Первоначально в списке кандидатов в участники конкурса, который И. Межлаук подал для утверждения Молотову, значились еще Виктор Веснин и Александр Власов. Последний должен был заменить Алабяна, если бы тот отказался от участия. [6] Однако в соавторах Алабяна оказался еще и Дмитрий Чечулин, а Виктор Веснин участия в конкурсе не принимал. Бывших конструктивистов представлял Моисей Гинзбург, руководитель, наряду с братьями Весниными, давно прекратившего существование Объединения современных архитекторов (ОСА).

Главные фигуры среди конкурсантов – авторы проектировавшегося тогда Дворца советов Иофан, Щуко и Гельфрейх, были разбиты на две группы. Иофан выступал отдельно, без соавторов.

Алексей Щусев, строивший в тот момент множество важных правительственных зданий, участвовал вместе с Иофаном в выборе участка и разработке программы-задания конкурса[7]. Кроме того, он был специалистом по выставкам – автором дореволюционного павильона России в Венеции и главным архитектором Всероссийской сельскохозяйственной выставки 1923 г.

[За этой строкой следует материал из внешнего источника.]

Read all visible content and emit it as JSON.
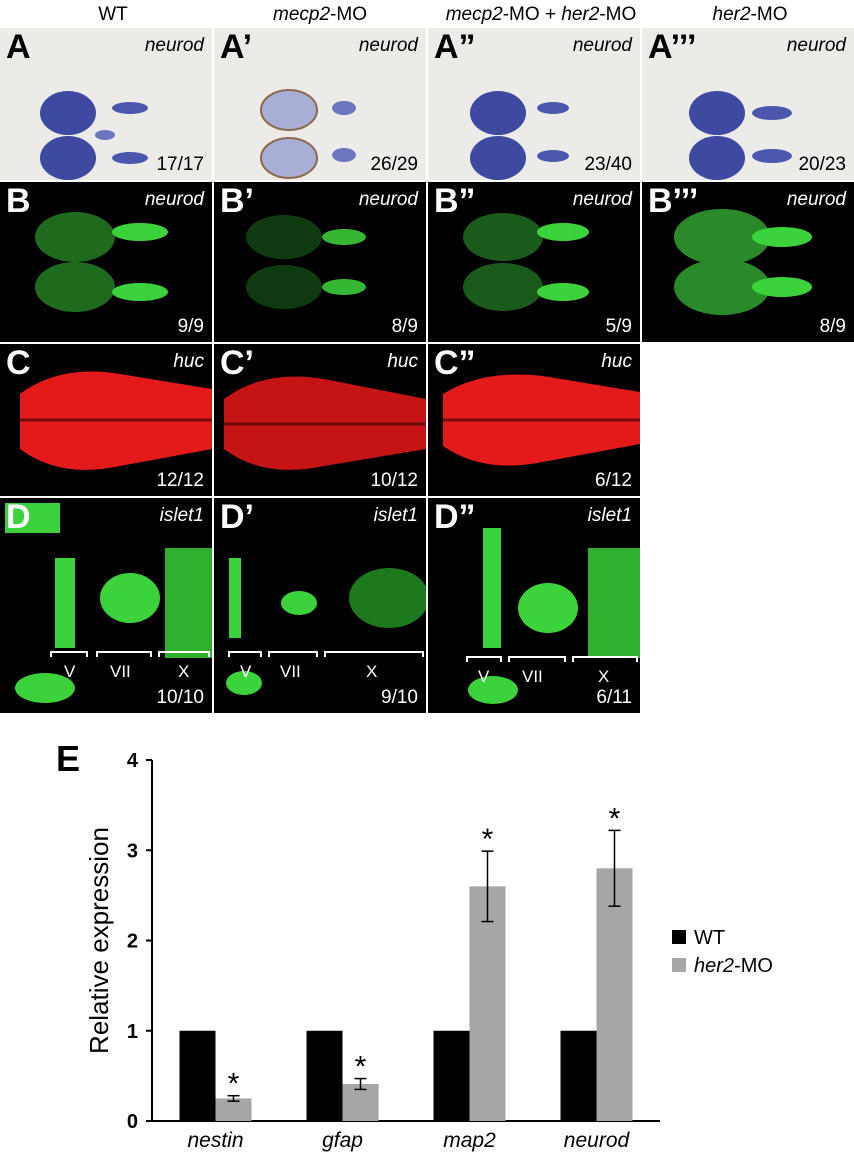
{
  "columns": {
    "c1": {
      "pre": "WT",
      "gene1": "",
      "mid": "",
      "gene2": "",
      "post": ""
    },
    "c2": {
      "pre": "",
      "gene1": "mecp2",
      "mid": "-MO",
      "gene2": "",
      "post": ""
    },
    "c3": {
      "pre": "",
      "gene1": "mecp2",
      "mid": "-MO + ",
      "gene2": "her2",
      "post": "-MO"
    },
    "c4": {
      "pre": "",
      "gene1": "her2",
      "mid": "-MO",
      "gene2": "",
      "post": ""
    }
  },
  "rowA": {
    "letters": [
      "A",
      "A’",
      "A”",
      "A’’’"
    ],
    "gene": "neurod",
    "counts": [
      "17/17",
      "26/29",
      "23/40",
      "20/23"
    ]
  },
  "rowB": {
    "letters": [
      "B",
      "B’",
      "B”",
      "B’’’"
    ],
    "gene": "neurod",
    "counts": [
      "9/9",
      "8/9",
      "5/9",
      "8/9"
    ]
  },
  "rowC": {
    "letters": [
      "C",
      "C’",
      "C”"
    ],
    "gene": "huc",
    "counts": [
      "12/12",
      "10/12",
      "6/12"
    ]
  },
  "rowD": {
    "letters": [
      "D",
      "D’",
      "D”"
    ],
    "gene": "islet1",
    "counts": [
      "10/10",
      "9/10",
      "6/11"
    ],
    "nuclei": [
      "V",
      "VII",
      "X"
    ]
  },
  "panelE": {
    "letter": "E"
  },
  "chart_data": {
    "type": "bar",
    "categories": [
      "nestin",
      "gfap",
      "map2",
      "neurod"
    ],
    "series": [
      {
        "name": "WT",
        "values": [
          1,
          1,
          1,
          1
        ],
        "color": "#000000"
      },
      {
        "name": "her2-MO",
        "values": [
          0.25,
          0.41,
          2.6,
          2.8
        ],
        "errors": [
          0.03,
          0.06,
          0.39,
          0.42
        ],
        "color": "#a6a6a6"
      }
    ],
    "significance": [
      "*",
      "*",
      "*",
      "*"
    ],
    "ylabel": "Relative expression",
    "ylim": [
      0,
      4
    ],
    "yticks": [
      "0",
      "1",
      "2",
      "3",
      "4"
    ],
    "legend": {
      "placement": "right",
      "entries": [
        {
          "pre": "",
          "italic": "",
          "post": "WT"
        },
        {
          "pre": "",
          "italic": "her2",
          "post": "-MO"
        }
      ]
    }
  }
}
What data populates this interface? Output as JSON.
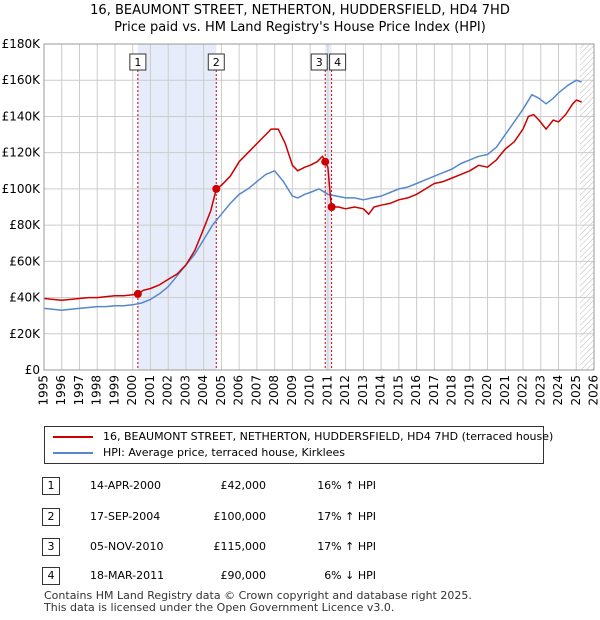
{
  "title_line1": "16, BEAUMONT STREET, NETHERTON, HUDDERSFIELD, HD4 7HD",
  "title_line2": "Price paid vs. HM Land Registry's House Price Index (HPI)",
  "colors": {
    "property": "#cc0000",
    "hpi": "#5588cc",
    "shade": "#e6ecfa",
    "grid": "#cccccc",
    "marker_line": "#cc0000"
  },
  "legend": {
    "property_label": "16, BEAUMONT STREET, NETHERTON, HUDDERSFIELD, HD4 7HD (terraced house)",
    "hpi_label": "HPI: Average price, terraced house, Kirklees"
  },
  "transactions": [
    {
      "num": "1",
      "date": "14-APR-2000",
      "price": "£42,000",
      "hpi": "16% ↑ HPI"
    },
    {
      "num": "2",
      "date": "17-SEP-2004",
      "price": "£100,000",
      "hpi": "17% ↑ HPI"
    },
    {
      "num": "3",
      "date": "05-NOV-2010",
      "price": "£115,000",
      "hpi": "17% ↑ HPI"
    },
    {
      "num": "4",
      "date": "18-MAR-2011",
      "price": "£90,000",
      "hpi": "6% ↓ HPI"
    }
  ],
  "footer_line1": "Contains HM Land Registry data © Crown copyright and database right 2025.",
  "footer_line2": "This data is licensed under the Open Government Licence v3.0.",
  "chart_data": {
    "type": "line",
    "xlim": [
      1995,
      2026
    ],
    "ylim": [
      0,
      180000
    ],
    "x_ticks": [
      1995,
      1996,
      1997,
      1998,
      1999,
      2000,
      2001,
      2002,
      2003,
      2004,
      2005,
      2006,
      2007,
      2008,
      2009,
      2010,
      2011,
      2012,
      2013,
      2014,
      2015,
      2016,
      2017,
      2018,
      2019,
      2020,
      2021,
      2022,
      2023,
      2024,
      2025,
      2026
    ],
    "y_ticks": [
      {
        "value": 0,
        "label": "£0"
      },
      {
        "value": 20000,
        "label": "£20K"
      },
      {
        "value": 40000,
        "label": "£40K"
      },
      {
        "value": 60000,
        "label": "£60K"
      },
      {
        "value": 80000,
        "label": "£80K"
      },
      {
        "value": 100000,
        "label": "£100K"
      },
      {
        "value": 120000,
        "label": "£120K"
      },
      {
        "value": 140000,
        "label": "£140K"
      },
      {
        "value": 160000,
        "label": "£160K"
      },
      {
        "value": 180000,
        "label": "£180K"
      }
    ],
    "shaded_ranges": [
      [
        2000.29,
        2004.71
      ],
      [
        2010.85,
        2011.21
      ]
    ],
    "future_hatch_start": 2025.2,
    "sales": [
      {
        "label": "1",
        "x": 2000.29,
        "y": 42000
      },
      {
        "label": "2",
        "x": 2004.71,
        "y": 100000
      },
      {
        "label": "3",
        "x": 2010.85,
        "y": 115000
      },
      {
        "label": "4",
        "x": 2011.21,
        "y": 90000
      }
    ],
    "series": [
      {
        "name": "16, BEAUMONT STREET, NETHERTON, HUDDERSFIELD, HD4 7HD (terraced house)",
        "color": "#cc0000",
        "x": [
          1995.0,
          1995.5,
          1996.0,
          1996.5,
          1997.0,
          1997.5,
          1998.0,
          1998.5,
          1999.0,
          1999.5,
          2000.0,
          2000.29,
          2000.6,
          2001.0,
          2001.5,
          2002.0,
          2002.5,
          2003.0,
          2003.5,
          2004.0,
          2004.4,
          2004.71,
          2005.0,
          2005.5,
          2006.0,
          2006.5,
          2007.0,
          2007.5,
          2007.8,
          2008.2,
          2008.6,
          2009.0,
          2009.3,
          2009.7,
          2010.0,
          2010.4,
          2010.7,
          2010.85,
          2011.0,
          2011.15,
          2011.21,
          2011.6,
          2012.0,
          2012.5,
          2013.0,
          2013.3,
          2013.6,
          2014.0,
          2014.5,
          2015.0,
          2015.5,
          2016.0,
          2016.5,
          2017.0,
          2017.5,
          2018.0,
          2018.5,
          2019.0,
          2019.5,
          2020.0,
          2020.5,
          2021.0,
          2021.5,
          2022.0,
          2022.3,
          2022.6,
          2022.9,
          2023.3,
          2023.7,
          2024.0,
          2024.4,
          2024.8,
          2025.0,
          2025.3
        ],
        "values": [
          39500,
          39000,
          38500,
          39000,
          39500,
          40000,
          40000,
          40500,
          41000,
          41000,
          41500,
          42000,
          44000,
          45000,
          47000,
          50000,
          53000,
          58000,
          66000,
          78000,
          88000,
          100000,
          102000,
          107000,
          115000,
          120000,
          125000,
          130000,
          133000,
          133000,
          125000,
          113000,
          110000,
          112000,
          113000,
          115000,
          118000,
          115000,
          112000,
          95000,
          90000,
          90000,
          89000,
          90000,
          89000,
          86000,
          90000,
          91000,
          92000,
          94000,
          95000,
          97000,
          100000,
          103000,
          104000,
          106000,
          108000,
          110000,
          113000,
          112000,
          116000,
          122000,
          126000,
          133000,
          140000,
          141000,
          138000,
          133000,
          138000,
          137000,
          141000,
          147000,
          149000,
          148000
        ]
      },
      {
        "name": "HPI: Average price, terraced house, Kirklees",
        "color": "#5588cc",
        "x": [
          1995.0,
          1995.5,
          1996.0,
          1996.5,
          1997.0,
          1997.5,
          1998.0,
          1998.5,
          1999.0,
          1999.5,
          2000.0,
          2000.5,
          2001.0,
          2001.5,
          2002.0,
          2002.5,
          2003.0,
          2003.5,
          2004.0,
          2004.5,
          2005.0,
          2005.5,
          2006.0,
          2006.5,
          2007.0,
          2007.5,
          2008.0,
          2008.5,
          2009.0,
          2009.3,
          2009.7,
          2010.0,
          2010.5,
          2011.0,
          2011.5,
          2012.0,
          2012.5,
          2013.0,
          2013.5,
          2014.0,
          2014.5,
          2015.0,
          2015.5,
          2016.0,
          2016.5,
          2017.0,
          2017.5,
          2018.0,
          2018.5,
          2019.0,
          2019.5,
          2020.0,
          2020.5,
          2021.0,
          2021.5,
          2022.0,
          2022.5,
          2022.9,
          2023.3,
          2023.7,
          2024.0,
          2024.5,
          2025.0,
          2025.3
        ],
        "values": [
          34000,
          33500,
          33000,
          33500,
          34000,
          34500,
          35000,
          35000,
          35500,
          35500,
          36000,
          37000,
          39000,
          42000,
          46000,
          52000,
          58000,
          64000,
          72000,
          80000,
          86000,
          92000,
          97000,
          100000,
          104000,
          108000,
          110000,
          104000,
          96000,
          95000,
          97000,
          98000,
          100000,
          97000,
          96000,
          95000,
          95000,
          94000,
          95000,
          96000,
          98000,
          100000,
          101000,
          103000,
          105000,
          107000,
          109000,
          111000,
          114000,
          116000,
          118000,
          119000,
          123000,
          130000,
          137000,
          144000,
          152000,
          150000,
          147000,
          150000,
          153000,
          157000,
          160000,
          159000
        ]
      }
    ]
  }
}
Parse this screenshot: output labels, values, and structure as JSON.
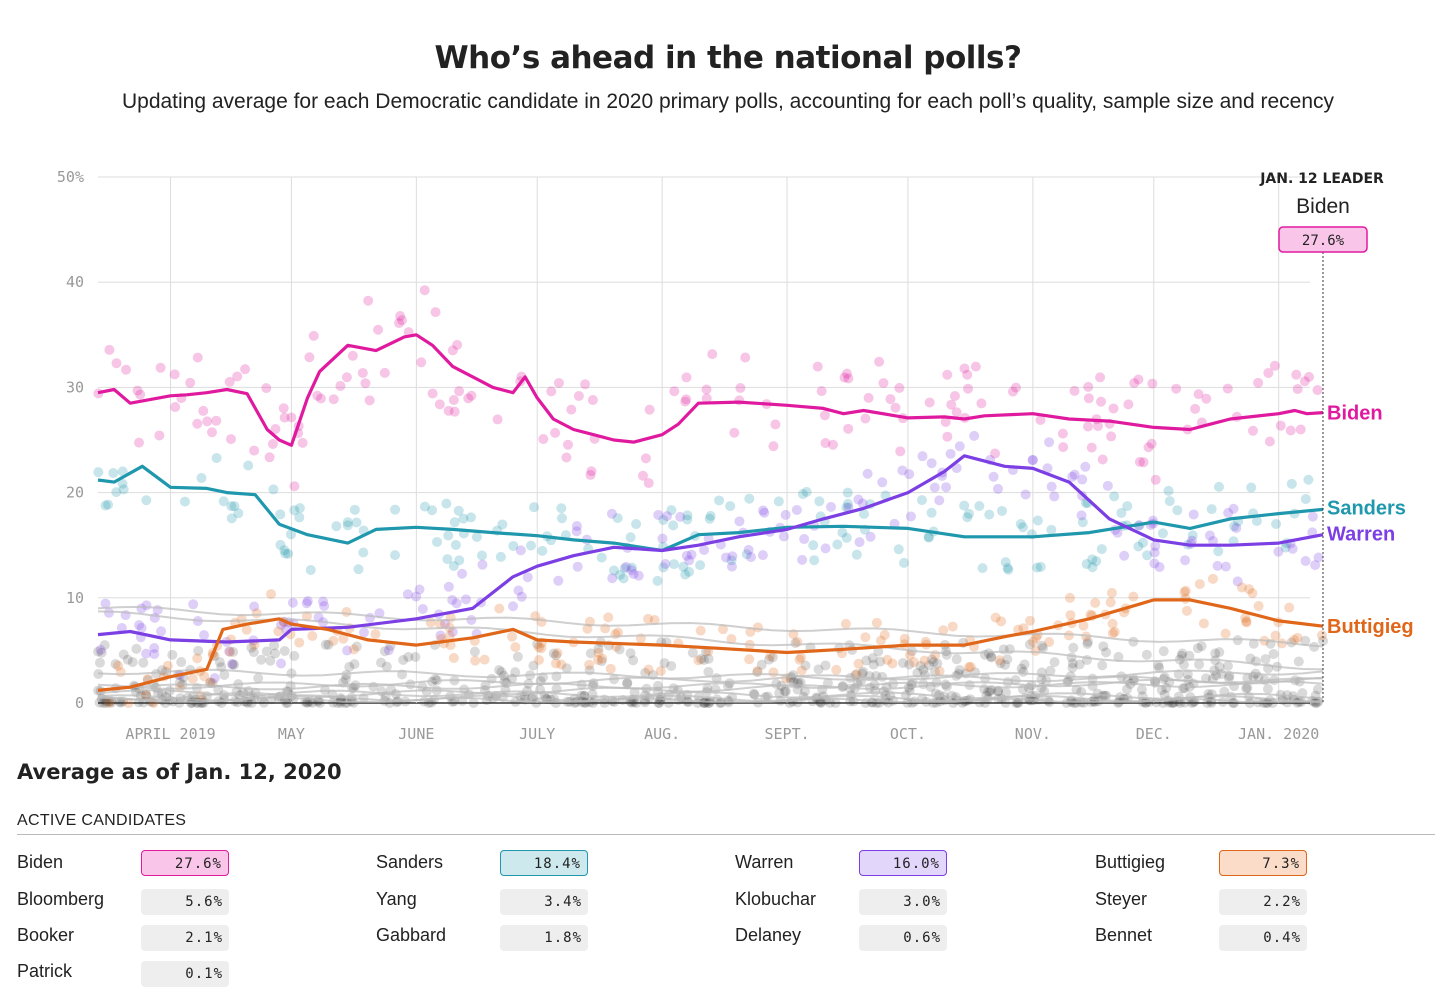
{
  "title": "Who’s ahead in the national polls?",
  "subtitle": "Updating average for each Democratic candidate in 2020 primary polls, accounting for each poll’s quality, sample size and recency",
  "leader": {
    "heading": "JAN. 12 LEADER",
    "name": "Biden",
    "value": "27.6%"
  },
  "average_title": "Average as of Jan. 12, 2020",
  "active_label": "ACTIVE CANDIDATES",
  "candidates": [
    {
      "name": "Biden",
      "value": "27.6%",
      "color": "#e01a9f",
      "fill": "#f9c6ea"
    },
    {
      "name": "Sanders",
      "value": "18.4%",
      "color": "#1f97ad",
      "fill": "#cde9ee"
    },
    {
      "name": "Warren",
      "value": "16.0%",
      "color": "#7b3fe4",
      "fill": "#e2d6fb"
    },
    {
      "name": "Buttigieg",
      "value": "7.3%",
      "color": "#e06619",
      "fill": "#fbdcc8"
    },
    {
      "name": "Bloomberg",
      "value": "5.6%"
    },
    {
      "name": "Yang",
      "value": "3.4%"
    },
    {
      "name": "Klobuchar",
      "value": "3.0%"
    },
    {
      "name": "Steyer",
      "value": "2.2%"
    },
    {
      "name": "Booker",
      "value": "2.1%"
    },
    {
      "name": "Gabbard",
      "value": "1.8%"
    },
    {
      "name": "Delaney",
      "value": "0.6%"
    },
    {
      "name": "Bennet",
      "value": "0.4%"
    },
    {
      "name": "Patrick",
      "value": "0.1%"
    }
  ],
  "chart_data": {
    "type": "line",
    "title": "Who’s ahead in the national polls?",
    "ylabel": "",
    "ylim": [
      0,
      50
    ],
    "yticks": [
      "0",
      "10",
      "20",
      "30",
      "40",
      "50%"
    ],
    "x_tick_labels": [
      "APRIL 2019",
      "MAY",
      "JUNE",
      "JULY",
      "AUG.",
      "SEPT.",
      "OCT.",
      "NOV.",
      "DEC.",
      "JAN. 2020"
    ],
    "x_tick_dates": [
      "2019-04-01",
      "2019-05-01",
      "2019-06-01",
      "2019-07-01",
      "2019-08-01",
      "2019-09-01",
      "2019-10-01",
      "2019-11-01",
      "2019-12-01",
      "2020-01-01"
    ],
    "xlim": [
      "2019-03-14",
      "2020-01-12"
    ],
    "grid": true,
    "series": [
      {
        "name": "Biden",
        "color": "#e01a9f",
        "x": [
          "2019-03-14",
          "2019-03-18",
          "2019-03-22",
          "2019-04-01",
          "2019-04-05",
          "2019-04-10",
          "2019-04-15",
          "2019-04-20",
          "2019-04-25",
          "2019-04-28",
          "2019-05-01",
          "2019-05-05",
          "2019-05-08",
          "2019-05-15",
          "2019-05-22",
          "2019-05-29",
          "2019-06-01",
          "2019-06-05",
          "2019-06-10",
          "2019-06-15",
          "2019-06-20",
          "2019-06-25",
          "2019-06-28",
          "2019-07-01",
          "2019-07-05",
          "2019-07-10",
          "2019-07-15",
          "2019-07-20",
          "2019-07-25",
          "2019-08-01",
          "2019-08-05",
          "2019-08-10",
          "2019-08-20",
          "2019-09-01",
          "2019-09-10",
          "2019-09-15",
          "2019-09-20",
          "2019-10-01",
          "2019-10-10",
          "2019-10-15",
          "2019-10-20",
          "2019-11-01",
          "2019-11-10",
          "2019-11-20",
          "2019-12-01",
          "2019-12-10",
          "2019-12-15",
          "2019-12-20",
          "2020-01-01",
          "2020-01-05",
          "2020-01-08",
          "2020-01-12"
        ],
        "y": [
          29.5,
          29.8,
          28.5,
          29.2,
          29.3,
          29.5,
          29.8,
          29.4,
          26,
          25,
          24.5,
          29,
          31.5,
          34,
          33.5,
          34.8,
          35,
          34,
          32,
          31,
          30,
          29.5,
          31,
          29,
          27,
          26,
          25.5,
          25,
          24.8,
          25.5,
          26.5,
          28.5,
          28.6,
          28.3,
          28,
          27.5,
          27.8,
          27.1,
          27.2,
          27,
          27.3,
          27.5,
          27,
          26.8,
          26.2,
          26,
          26.5,
          27,
          27.5,
          27.8,
          27.5,
          27.6
        ]
      },
      {
        "name": "Sanders",
        "color": "#1f97ad",
        "x": [
          "2019-03-14",
          "2019-03-18",
          "2019-03-25",
          "2019-04-01",
          "2019-04-10",
          "2019-04-15",
          "2019-04-22",
          "2019-04-28",
          "2019-05-05",
          "2019-05-15",
          "2019-05-22",
          "2019-06-01",
          "2019-06-10",
          "2019-06-20",
          "2019-07-01",
          "2019-07-10",
          "2019-07-20",
          "2019-08-01",
          "2019-08-10",
          "2019-08-20",
          "2019-09-01",
          "2019-09-15",
          "2019-10-01",
          "2019-10-15",
          "2019-11-01",
          "2019-11-15",
          "2019-12-01",
          "2019-12-10",
          "2019-12-20",
          "2020-01-01",
          "2020-01-12"
        ],
        "y": [
          21.2,
          21,
          22.5,
          20.5,
          20.4,
          20,
          19.8,
          17,
          16,
          15.2,
          16.5,
          16.7,
          16.5,
          16.2,
          15.9,
          15.5,
          15.2,
          14.5,
          16,
          16.2,
          16.7,
          16.8,
          16.6,
          15.8,
          15.8,
          16.2,
          17.2,
          16.6,
          17.5,
          18,
          18.4
        ]
      },
      {
        "name": "Warren",
        "color": "#7b3fe4",
        "x": [
          "2019-03-14",
          "2019-03-22",
          "2019-04-01",
          "2019-04-15",
          "2019-04-28",
          "2019-05-01",
          "2019-05-15",
          "2019-06-01",
          "2019-06-15",
          "2019-06-25",
          "2019-07-01",
          "2019-07-10",
          "2019-07-20",
          "2019-08-01",
          "2019-08-10",
          "2019-08-20",
          "2019-09-01",
          "2019-09-10",
          "2019-09-20",
          "2019-10-01",
          "2019-10-10",
          "2019-10-15",
          "2019-10-25",
          "2019-11-01",
          "2019-11-10",
          "2019-11-20",
          "2019-12-01",
          "2019-12-10",
          "2019-12-20",
          "2020-01-01",
          "2020-01-12"
        ],
        "y": [
          6.5,
          6.8,
          6,
          5.8,
          6,
          7,
          7.2,
          8,
          9,
          12,
          13,
          14,
          14.8,
          14.5,
          15,
          15.8,
          16.5,
          17.5,
          18.5,
          20,
          22,
          23.5,
          22.5,
          22.3,
          21,
          17.5,
          15.5,
          15,
          15,
          15.2,
          16
        ]
      },
      {
        "name": "Buttigieg",
        "color": "#e06619",
        "x": [
          "2019-03-14",
          "2019-03-22",
          "2019-04-01",
          "2019-04-10",
          "2019-04-14",
          "2019-04-20",
          "2019-04-28",
          "2019-05-01",
          "2019-05-10",
          "2019-05-20",
          "2019-06-01",
          "2019-06-15",
          "2019-06-25",
          "2019-07-01",
          "2019-07-10",
          "2019-08-01",
          "2019-08-15",
          "2019-09-01",
          "2019-09-15",
          "2019-10-01",
          "2019-10-15",
          "2019-10-25",
          "2019-11-01",
          "2019-11-15",
          "2019-12-01",
          "2019-12-10",
          "2019-12-20",
          "2020-01-01",
          "2020-01-12"
        ],
        "y": [
          1.2,
          1.5,
          2.5,
          3.2,
          7,
          7.5,
          8,
          7.5,
          7,
          6,
          5.5,
          6.2,
          7,
          6,
          5.8,
          5.5,
          5.2,
          4.8,
          5.1,
          5.5,
          5.5,
          6.3,
          6.8,
          8,
          9.8,
          9.8,
          9,
          7.8,
          7.3
        ]
      }
    ],
    "other_candidates_gray": [
      "Bloomberg",
      "Yang",
      "Klobuchar",
      "Steyer",
      "Booker",
      "Gabbard",
      "Delaney",
      "Bennet",
      "Patrick"
    ]
  }
}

Константин Мельников, автор знаменитого павильона в Париже 1935 г. возглавлял в тот момент мастерскую N7 Моссовета.

Каро Алабян и Дмитрий Чечулин – два молодых партийных функционера, сделавших концу 30-х годов стремительную карьеру, а в тот момент работавших в мастерской №2 Моссовета под руководством Щусева.

Таким образом, среди кандидатов в конкурсантов наряду с полностью казенными персонажами, присутствовали и скрытые диссиденты Веснин, Гинзбург и Мельников.

Можно согласиться с Евгенией Конышевой, считающей, что победитель конкурса – Борис Иофан – был назначен Сталиным заранее и что «кроме фигур Б. Иофана, В. Щуко и В. Гельфрейха (соавторов Б. Иофана в проектировании Дворца Советов), К. Мельникова (автора советского выставочного павильона на Парижской выставке декоративных и прикладных искусств 1925 г.) и А. Щусева, все остальные имена могли быть любыми другими – все равно все, кроме единственной фигуры, выступали «запасными игроками» [8]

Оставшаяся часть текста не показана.